Christian73 said...The problem is not that RJers cannot comprehend Riddler or your beliefs. The problem is that they have been done and have not worked. Ever. In any country at any time in history. In fact, in every country where they have been tried, poverty has soared, political instability rose and most of those countries are now far more socialist than even the much loathed Europe.
It is clear to me that some do not understand the concepts Riddler is presenting. Your reading of Europe is wrong. The instability has many factors that vary from country to country, but the common theme is often lavish entitlements, union domination, and reduced productivity. Countries are trying to move away from this model.
I wasn't referring to European countries, but those in Latin and South America who suffered through forced experimentation with the kinds of austerity and deregulation that Riddler endorses with disastrous results for their citizens. The majority of them are now far more socialist than Europe or the US has ever been.
Further, Riddler's concepts are not new or novel. They are retread of Ayn Randian philosophy, Miltonian economics, and the resulting vulture capitalism that has been responsible for the raping of entire countries' economies.
Right... you seem to operate in a world where always imperfect and failed socialist implementations and government interventions should be blamed on markets or the rich. The problem of course is that no one who understands capitalism or markets thinks that cronyism is markets or capitalism.
As for disastrous austerity and deregulation and the success of the Chilean economy for instance? Obviously you'd demagogue Milton in what he didn't actually do - but that's more because of your clear and deliberate misunderstanding of history. Retread? That'd be your old tired ideas that have been largely relegated to the dustbins of history - and rightfully so.
I operate in the actual world where the US has been engaged in the deregulation of markets for three decades with dire results. Wherever Friedman's acolytes have been in ascendance economic disaster, unrest and eventual socialism have reigned. In fact, you cannot point to single country that has engaged successfully in the kinds of policies you argue for, despite their rampant use in the Third World, Eastern Europe, and parts of Asia. In every case, huge swaths of the populace were plunged into poverty while a few connected to multinationals profited handsomely.
But by all means. Try.
Actual world success? Nice attempt at historical revisionism - revise that - make that a ridiculous attempt at historical revisionism - do you even believe what you say?
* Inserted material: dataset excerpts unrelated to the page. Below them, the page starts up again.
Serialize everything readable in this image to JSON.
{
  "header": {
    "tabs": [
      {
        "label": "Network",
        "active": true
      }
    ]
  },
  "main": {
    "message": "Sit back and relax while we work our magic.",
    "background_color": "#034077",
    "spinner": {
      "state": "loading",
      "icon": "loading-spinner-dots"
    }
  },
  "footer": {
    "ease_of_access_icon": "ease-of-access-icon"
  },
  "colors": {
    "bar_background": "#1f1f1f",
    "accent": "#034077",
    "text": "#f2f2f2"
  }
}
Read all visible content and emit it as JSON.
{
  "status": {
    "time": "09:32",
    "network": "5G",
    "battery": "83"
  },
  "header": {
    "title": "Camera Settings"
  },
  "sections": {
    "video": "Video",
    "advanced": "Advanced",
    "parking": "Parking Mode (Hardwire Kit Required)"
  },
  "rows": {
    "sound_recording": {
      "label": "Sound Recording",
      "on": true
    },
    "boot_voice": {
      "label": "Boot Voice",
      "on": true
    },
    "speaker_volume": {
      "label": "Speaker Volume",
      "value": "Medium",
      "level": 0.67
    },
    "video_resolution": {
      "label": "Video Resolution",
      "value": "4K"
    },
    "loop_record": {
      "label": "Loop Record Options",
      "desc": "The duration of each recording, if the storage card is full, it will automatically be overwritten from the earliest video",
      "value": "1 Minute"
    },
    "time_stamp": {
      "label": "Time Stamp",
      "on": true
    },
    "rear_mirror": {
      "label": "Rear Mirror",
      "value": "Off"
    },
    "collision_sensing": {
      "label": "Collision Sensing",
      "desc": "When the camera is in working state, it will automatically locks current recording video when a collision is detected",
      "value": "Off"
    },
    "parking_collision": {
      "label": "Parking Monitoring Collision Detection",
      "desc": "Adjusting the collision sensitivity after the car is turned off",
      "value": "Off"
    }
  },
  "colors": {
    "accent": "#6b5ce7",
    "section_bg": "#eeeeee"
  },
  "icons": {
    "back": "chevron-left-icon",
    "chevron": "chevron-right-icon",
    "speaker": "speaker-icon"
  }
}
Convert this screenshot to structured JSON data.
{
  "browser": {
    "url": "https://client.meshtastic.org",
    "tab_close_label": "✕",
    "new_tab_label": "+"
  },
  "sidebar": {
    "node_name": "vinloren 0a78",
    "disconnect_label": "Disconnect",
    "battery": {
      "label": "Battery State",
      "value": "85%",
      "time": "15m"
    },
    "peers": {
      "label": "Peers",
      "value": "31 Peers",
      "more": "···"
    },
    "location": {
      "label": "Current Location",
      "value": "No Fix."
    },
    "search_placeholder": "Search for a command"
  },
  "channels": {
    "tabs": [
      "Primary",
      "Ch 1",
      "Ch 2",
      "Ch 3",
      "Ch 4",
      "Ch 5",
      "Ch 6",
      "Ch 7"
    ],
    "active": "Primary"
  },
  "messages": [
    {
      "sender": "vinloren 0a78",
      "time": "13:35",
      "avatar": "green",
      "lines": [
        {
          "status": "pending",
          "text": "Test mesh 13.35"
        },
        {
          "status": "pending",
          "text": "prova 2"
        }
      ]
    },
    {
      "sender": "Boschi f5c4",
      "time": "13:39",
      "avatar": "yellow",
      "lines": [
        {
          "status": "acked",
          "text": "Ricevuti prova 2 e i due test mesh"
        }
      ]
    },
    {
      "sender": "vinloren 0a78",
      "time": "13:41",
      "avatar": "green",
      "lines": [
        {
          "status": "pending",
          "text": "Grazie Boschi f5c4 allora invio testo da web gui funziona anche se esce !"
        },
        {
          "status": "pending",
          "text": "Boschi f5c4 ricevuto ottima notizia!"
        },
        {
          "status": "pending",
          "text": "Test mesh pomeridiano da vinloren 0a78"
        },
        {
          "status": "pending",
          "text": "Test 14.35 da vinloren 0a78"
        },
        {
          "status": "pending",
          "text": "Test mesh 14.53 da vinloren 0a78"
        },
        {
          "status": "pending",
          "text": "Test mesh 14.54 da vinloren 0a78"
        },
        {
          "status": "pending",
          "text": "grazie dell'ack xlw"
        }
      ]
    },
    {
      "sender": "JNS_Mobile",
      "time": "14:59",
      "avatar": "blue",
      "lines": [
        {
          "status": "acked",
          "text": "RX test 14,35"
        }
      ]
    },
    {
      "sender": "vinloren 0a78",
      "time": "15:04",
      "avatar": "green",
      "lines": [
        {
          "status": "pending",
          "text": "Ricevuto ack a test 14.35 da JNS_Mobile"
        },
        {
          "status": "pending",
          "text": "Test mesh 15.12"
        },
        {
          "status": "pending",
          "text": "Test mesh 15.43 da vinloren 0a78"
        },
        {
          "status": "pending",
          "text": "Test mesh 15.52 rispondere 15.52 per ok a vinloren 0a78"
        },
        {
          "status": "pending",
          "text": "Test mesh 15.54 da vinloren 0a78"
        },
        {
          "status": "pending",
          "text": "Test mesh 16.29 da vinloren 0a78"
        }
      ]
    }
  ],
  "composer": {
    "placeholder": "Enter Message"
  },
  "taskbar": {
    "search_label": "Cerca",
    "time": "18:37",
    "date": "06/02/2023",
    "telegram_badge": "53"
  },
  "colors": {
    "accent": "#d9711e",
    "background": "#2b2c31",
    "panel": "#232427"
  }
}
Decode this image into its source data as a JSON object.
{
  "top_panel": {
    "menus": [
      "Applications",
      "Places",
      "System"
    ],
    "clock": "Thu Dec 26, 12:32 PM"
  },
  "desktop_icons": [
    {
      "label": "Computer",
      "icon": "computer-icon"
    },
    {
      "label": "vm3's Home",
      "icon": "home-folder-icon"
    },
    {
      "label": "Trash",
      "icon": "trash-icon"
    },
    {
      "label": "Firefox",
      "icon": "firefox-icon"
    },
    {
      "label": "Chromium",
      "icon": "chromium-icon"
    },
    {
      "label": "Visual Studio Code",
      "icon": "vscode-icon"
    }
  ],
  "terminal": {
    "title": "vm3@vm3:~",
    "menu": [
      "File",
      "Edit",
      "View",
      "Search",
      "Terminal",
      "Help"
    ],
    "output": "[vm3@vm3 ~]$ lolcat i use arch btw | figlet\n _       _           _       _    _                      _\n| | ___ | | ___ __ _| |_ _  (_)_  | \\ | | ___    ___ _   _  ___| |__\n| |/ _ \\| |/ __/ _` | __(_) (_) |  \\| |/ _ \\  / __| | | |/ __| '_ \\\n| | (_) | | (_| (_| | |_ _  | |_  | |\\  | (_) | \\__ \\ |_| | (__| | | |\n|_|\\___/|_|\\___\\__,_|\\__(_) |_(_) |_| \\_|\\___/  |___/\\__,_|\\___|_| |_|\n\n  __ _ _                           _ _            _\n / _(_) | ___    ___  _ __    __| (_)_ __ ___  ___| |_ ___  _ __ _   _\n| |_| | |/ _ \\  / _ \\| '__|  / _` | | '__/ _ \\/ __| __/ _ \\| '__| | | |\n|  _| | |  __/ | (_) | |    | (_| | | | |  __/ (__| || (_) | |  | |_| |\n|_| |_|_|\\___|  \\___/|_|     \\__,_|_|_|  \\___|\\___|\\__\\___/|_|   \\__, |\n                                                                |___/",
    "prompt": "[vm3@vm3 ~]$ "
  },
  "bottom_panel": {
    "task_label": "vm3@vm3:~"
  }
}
There are no countries that are purely capitalist or free markets - and quite far from it. But what we do know is that countries that do implement greater economic liberty in specific policies see greater economic growth for both the poor and rich. Telecom deregulation? Airline deregulation? Let's look at the countries that have implemented Friedman's views over the years of economic liberalization - which pretty much includes all G7 nations or let's look at the doing business index by the World Bank (practically the only initiative that I think is useful of theirs), or the Heritage/WSJ economic liberty index.
Even financial deregulation has allowed for greater access - it's the warped market incentives created by governments that have allowed for the development and prolonging of bubbles that you so absurdly blame on markets and rapacious capitalists.
Sadly, poverty is the historical condition of man. It's markets and the brave few who strive to make the world better and create wealth who have made it so. I somewhat understand your partisan views - working in an industry isolated from market pressures and dependent on those who are economically productive in society with little to no understanding of how the real world works. It's sad or rather a an indictment of your self proclaimed knowledge that you refuse to acknowledge that what's changed in allowing for the massive growth in wealth and betterment in the condition of man isn't the tired dead ideas you flog but greater markets, entrepreneurs and capitalists.